Building Affordable Meals taught us that simplicity and context drive user trust and that AI can be use for the greater social good by improving access to nutritious, affordable, and sustainable meals. People don’t want abstract nutrition data; they want clear, relatable insights that match their habits, culture, and budget. When we let users describe their needs in plain language and receive structured, practical meal plans in return, engagement rose sharply. We also learned that localisation is non-negotiable. Meal planning feels personal only when it respects regional cuisines, ingredient availability, and cultural preferences. On the engineering side, feature flags proved invaluable. They allowed us to test ambitious ideas without breaking production, helping us balance innovation with stability. Most importantly, we learned that transparency, showing how costs and sustainability scores are calculated, builds far more trust than hiding complexity behind AI.
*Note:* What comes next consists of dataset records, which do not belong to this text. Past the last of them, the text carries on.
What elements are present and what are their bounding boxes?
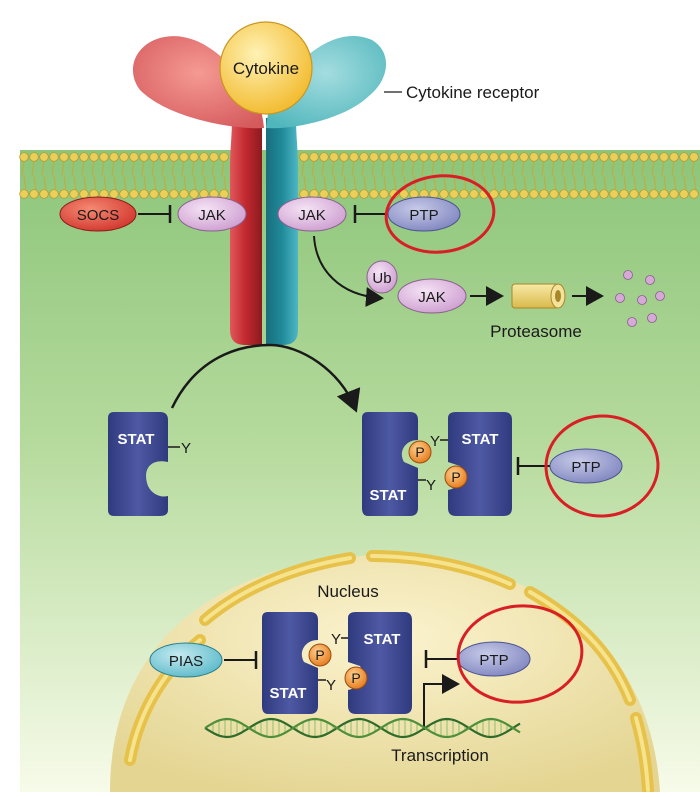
proteasome-label: Proteasome <box>490 322 582 341</box>
ptp-middle: PTP <box>549 448 623 484</box>
socs-protein: SOCS <box>59 196 137 232</box>
phospho-cyto-1-label: P <box>415 444 424 460</box>
receptor-left-chain <box>230 118 262 345</box>
phospho-cyto-1: P <box>408 440 432 464</box>
jak-ubiquitinated: JAK <box>397 278 467 314</box>
jak-left-label: JAK <box>198 207 226 224</box>
stat-inactive-label: STAT <box>118 431 155 448</box>
stat-dimer-nuc-left <box>262 612 318 714</box>
y-nuc-1: Y <box>331 631 341 648</box>
phospho-nuc-1-label: P <box>315 647 324 663</box>
stat-dimer-cyto-bottom-label: STAT <box>370 487 407 504</box>
nucleus-label: Nucleus <box>317 582 378 601</box>
socs-label: SOCS <box>77 207 120 224</box>
ub-label: Ub <box>372 270 391 287</box>
transcription-arrow <box>423 674 460 730</box>
receptor-right-chain <box>266 118 298 345</box>
highlight-circle-nucleus <box>456 604 584 704</box>
proteasome <box>511 283 566 309</box>
stat-inactive: STAT <box>108 412 168 516</box>
cytokine-label: Cytokine <box>233 59 299 78</box>
phospho-nuc-2: P <box>344 666 368 690</box>
cytokine-receptor-label: Cytokine receptor <box>406 83 540 102</box>
stat-dimer-nucleus: STAT STAT <box>262 612 412 714</box>
stat-dimer-nuc-top-label: STAT <box>364 631 401 648</box>
stat-dimer-cyto-left <box>362 412 418 516</box>
receptor-right-cap <box>266 35 387 129</box>
jak-ubiquitination-arrow <box>313 235 384 307</box>
stat-dimer-nuc-right <box>348 612 412 714</box>
highlight-circle-middle <box>544 414 660 518</box>
jak-left: JAK <box>177 196 247 232</box>
y-cyto-2: Y <box>426 477 436 494</box>
transcription-label: Transcription <box>391 746 489 765</box>
jak-ub-label: JAK <box>418 289 446 306</box>
nuclear-envelope <box>124 550 654 796</box>
stat-dimer-cyto-top-label: STAT <box>462 431 499 448</box>
pias-label: PIAS <box>169 653 203 670</box>
dna-helix <box>204 717 521 739</box>
ptp-nucleus-label: PTP <box>479 652 508 669</box>
jak-right: JAK <box>277 196 347 232</box>
pias-protein: PIAS <box>149 642 223 678</box>
ptp-top-label: PTP <box>409 207 438 224</box>
stat-dimer-cytoplasm: STAT STAT <box>362 412 512 516</box>
ptp-top: PTP <box>387 196 461 232</box>
ptp-middle-label: PTP <box>571 459 600 476</box>
stat-activation-arrow <box>170 343 361 413</box>
jak-right-label: JAK <box>298 207 326 224</box>
phospho-cyto-2: P <box>444 465 468 489</box>
cytokine-receptor <box>132 35 387 345</box>
cytokine: Cytokine <box>219 21 313 115</box>
ubiquitin: Ub <box>366 260 398 294</box>
ptp-nucleus: PTP <box>457 641 531 677</box>
highlight-circle-top <box>384 174 496 254</box>
stat-inactive-y: Y <box>181 440 191 457</box>
peptide-fragments <box>615 270 665 327</box>
receptor-left-cap <box>132 36 264 129</box>
phospho-nuc-2-label: P <box>351 670 360 686</box>
phospho-nuc-1: P <box>308 643 332 667</box>
stat-dimer-nuc-bottom-label: STAT <box>270 685 307 702</box>
cell-membrane <box>19 152 699 199</box>
phospho-cyto-2-label: P <box>451 469 460 485</box>
stat-dimer-cyto-right <box>448 412 512 516</box>
y-nuc-2: Y <box>326 677 336 694</box>
y-cyto-1: Y <box>430 433 440 450</box>
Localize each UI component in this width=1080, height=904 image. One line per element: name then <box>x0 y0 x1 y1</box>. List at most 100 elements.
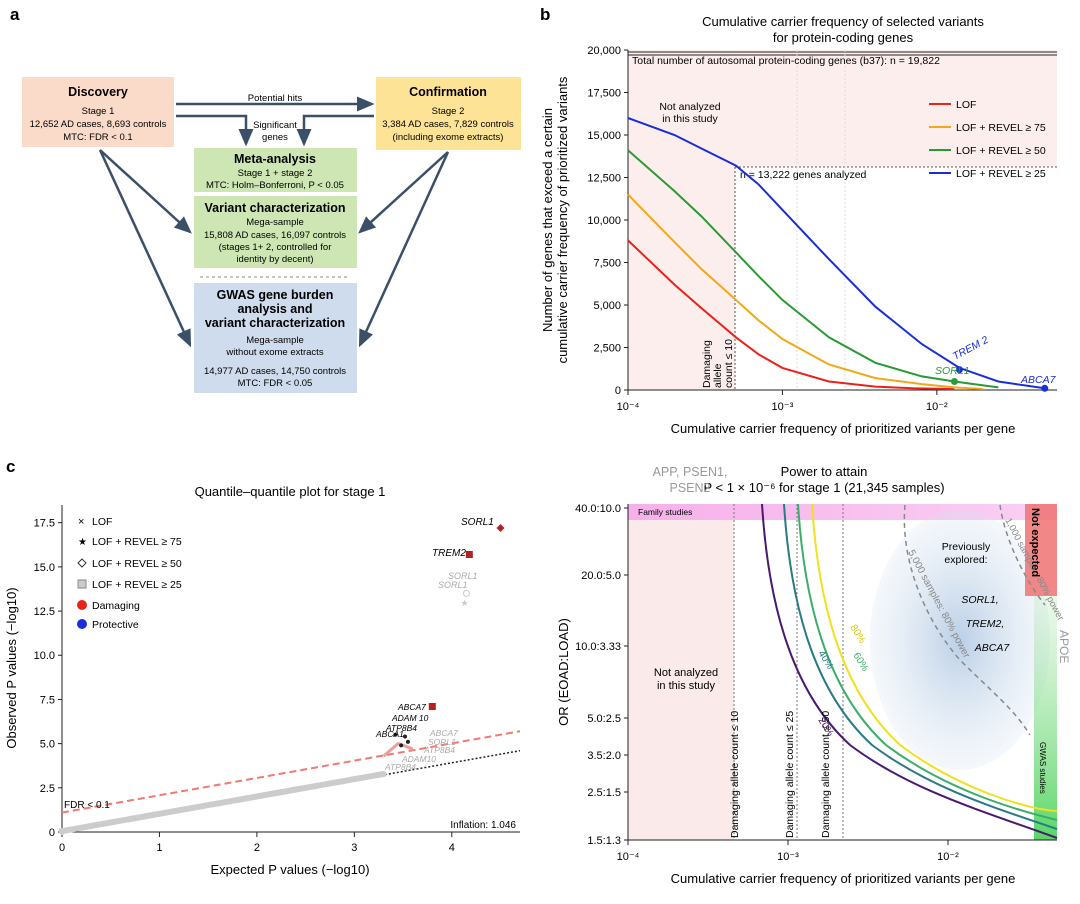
d-power-curve <box>761 503 1058 839</box>
variant-line: 15,808 AD cases, 16,097 controls <box>204 230 346 241</box>
b-ytick-label: 20,000 <box>587 45 621 57</box>
gwas-title: analysis and <box>237 302 312 316</box>
panel-d-title: P < 1 × 10⁻⁶ for stage 1 (21,345 samples… <box>703 480 944 495</box>
qq-point <box>428 703 436 711</box>
c-xtick-label: 3 <box>351 842 357 854</box>
damaging-label-25: Damaging allele count ≤ 25 <box>784 711 796 838</box>
apoe-label: APOE <box>1057 630 1071 663</box>
b-gene-point <box>1041 384 1049 392</box>
panel-letter-c: c <box>6 457 15 476</box>
discovery-title: Discovery <box>68 85 128 99</box>
b-series-line <box>627 193 984 390</box>
c-gene-label: ABCA7 <box>397 702 426 712</box>
d-xtick-label: 10⁻⁴ <box>617 851 640 863</box>
d-ytick-label: 5.0:2.5 <box>587 713 621 725</box>
c-legend-diamond-marker <box>77 558 87 568</box>
gwas-title: variant characterization <box>205 316 345 330</box>
c-xtick-label: 2 <box>254 842 260 854</box>
d-curves <box>761 503 1058 839</box>
b-ytick-label: 7,500 <box>593 258 621 270</box>
arrow-label-significant: Significant <box>253 120 297 131</box>
d-xlabel: Cumulative carrier frequency of prioriti… <box>671 871 1016 886</box>
variant-line: (stages 1+ 2, controlled for <box>219 242 332 253</box>
b-ytick-label: 10,000 <box>587 215 621 227</box>
c-gene-label: ABCA1 <box>375 729 404 739</box>
c-gene-label: ABCA7 <box>429 728 458 738</box>
b-xtick-label: 10⁻² <box>926 401 948 413</box>
panel-b-title: for protein-coding genes <box>773 30 914 45</box>
not-expected-label: Not expected <box>1029 508 1041 577</box>
arrow-confirmation-meta <box>296 114 374 147</box>
arrow-label-potential-hits: Potential hits <box>248 93 303 104</box>
qq-points <box>59 771 387 835</box>
confirmation-line: (including exome extracts) <box>393 132 504 143</box>
damaging-label: allele <box>712 363 724 388</box>
arrow-confirmation-variant <box>358 151 449 234</box>
d-power-curve <box>811 503 1058 812</box>
c-legend-lof-marker: × <box>78 516 84 528</box>
panel-b-title: Cumulative carrier frequency of selected… <box>702 14 984 29</box>
b-ytick-label: 0 <box>615 385 621 397</box>
b-xtick-label: 10⁻⁴ <box>617 401 640 413</box>
d-ytick-label: 3.5:2.0 <box>587 750 621 762</box>
d-not-analyzed: in this study <box>657 680 716 692</box>
gwas-title: GWAS gene burden <box>217 288 334 302</box>
gwas-line: without exome extracts <box>225 347 323 358</box>
arrow-label-significant: genes <box>262 132 288 143</box>
discovery-line: Stage 1 <box>82 106 115 117</box>
c-legend-item: LOF + REVEL ≥ 50 <box>92 558 182 570</box>
damaging-label-10: Damaging allele count ≤ 10 <box>729 711 741 838</box>
b-legend-label: LOF + REVEL ≥ 25 <box>956 168 1046 180</box>
d-y-ticks: 1.5:1.3 2.5:1.5 3.5:2.0 5.0:2.5 10.0:3.33 20.… <box>575 503 628 847</box>
c-legend-star-marker: ★ <box>78 537 87 548</box>
variant-title: Variant characterization <box>204 201 345 215</box>
panel-a: a Discovery Stage 1 12,652 AD cases, 8,6… <box>10 5 521 393</box>
c-y-ticks: 0 2.5 5.0 7.5 10.0 12.5 15.0 17.5 <box>34 518 62 839</box>
gwas-line: 14,977 AD cases, 14,750 controls <box>204 366 346 377</box>
d-xtick-label: 10⁻³ <box>777 851 799 863</box>
c-gene-label: ADAM10 <box>401 754 436 764</box>
b-ytick-label: 17,500 <box>587 88 621 100</box>
c-ytick-label: 17.5 <box>34 518 55 530</box>
qq-point <box>405 739 410 744</box>
c-legend-item: LOF <box>92 516 112 528</box>
panel-letter-b: b <box>540 5 550 24</box>
b-series-line <box>627 149 999 389</box>
gwas-line: MTC: FDR < 0.05 <box>238 378 313 389</box>
previously-explored-region <box>870 510 1050 770</box>
c-legend-item: LOF + REVEL ≥ 25 <box>92 579 182 591</box>
c-gene-label: ATP8B4 <box>385 723 417 733</box>
b-series-line <box>627 239 955 391</box>
inflation-label: Inflation: 1.046 <box>450 820 516 831</box>
dashed-5000 <box>903 504 1031 736</box>
not-analyzed-label: Not analyzed <box>659 101 720 113</box>
meta-title: Meta-analysis <box>234 152 316 166</box>
meta-line: Stage 1 + stage 2 <box>238 168 313 179</box>
panel-c: c Quantile–quantile plot for stage 1 0 2.… <box>4 457 521 877</box>
c-legend-square-marker <box>77 579 87 589</box>
qq-point: ★ <box>460 598 468 608</box>
d-x-ticks: 10⁻⁴ 10⁻³ 10⁻² <box>617 840 959 863</box>
c-ytick-label: 15.0 <box>34 562 55 574</box>
analyzed-region <box>735 167 1057 390</box>
power-label-60: 60% <box>850 651 870 674</box>
not-analyzed-label: in this study <box>662 113 718 125</box>
abca7-label: ABCA7 <box>1020 374 1057 386</box>
c-plot: ★ <box>59 523 521 835</box>
b-ytick-label: 15,000 <box>587 130 621 142</box>
c-gene-label: ADAM 10 <box>391 713 429 723</box>
gwas-box <box>194 283 357 393</box>
c-legend-item: Protective <box>92 619 139 631</box>
c-gene-label: SORL1 <box>428 737 456 747</box>
variant-box <box>194 196 357 268</box>
c-xtick-label: 4 <box>449 842 455 854</box>
d-ylabel: OR (EOAD:LOAD) <box>556 618 571 726</box>
c-gene-label: TREM2 <box>432 548 466 559</box>
d-ytick-label: 20.0:5.0 <box>581 570 621 582</box>
qq-point <box>465 550 473 558</box>
b-gene-point <box>955 366 963 374</box>
meta-line: MTC: Holm–Bonferroni, P < 0.05 <box>206 180 344 191</box>
c-xlabel: Expected P values (−log10) <box>210 862 369 877</box>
What's next for Affordable Meals

Next, we’ll add nutrition plausibility checks, AI-based substitution explanations, and expanded sustainability tracking to include water and land use. We’re also developing smart grocery lists, real-time price updates, and personalized nutrition goals to make the app part of daily life. On the community side, we’ll launch challenges and progress campaigns for engagement. Long-term, we aim to create a global recipe knowledge base and open APIs for NGOs and sustainability partners.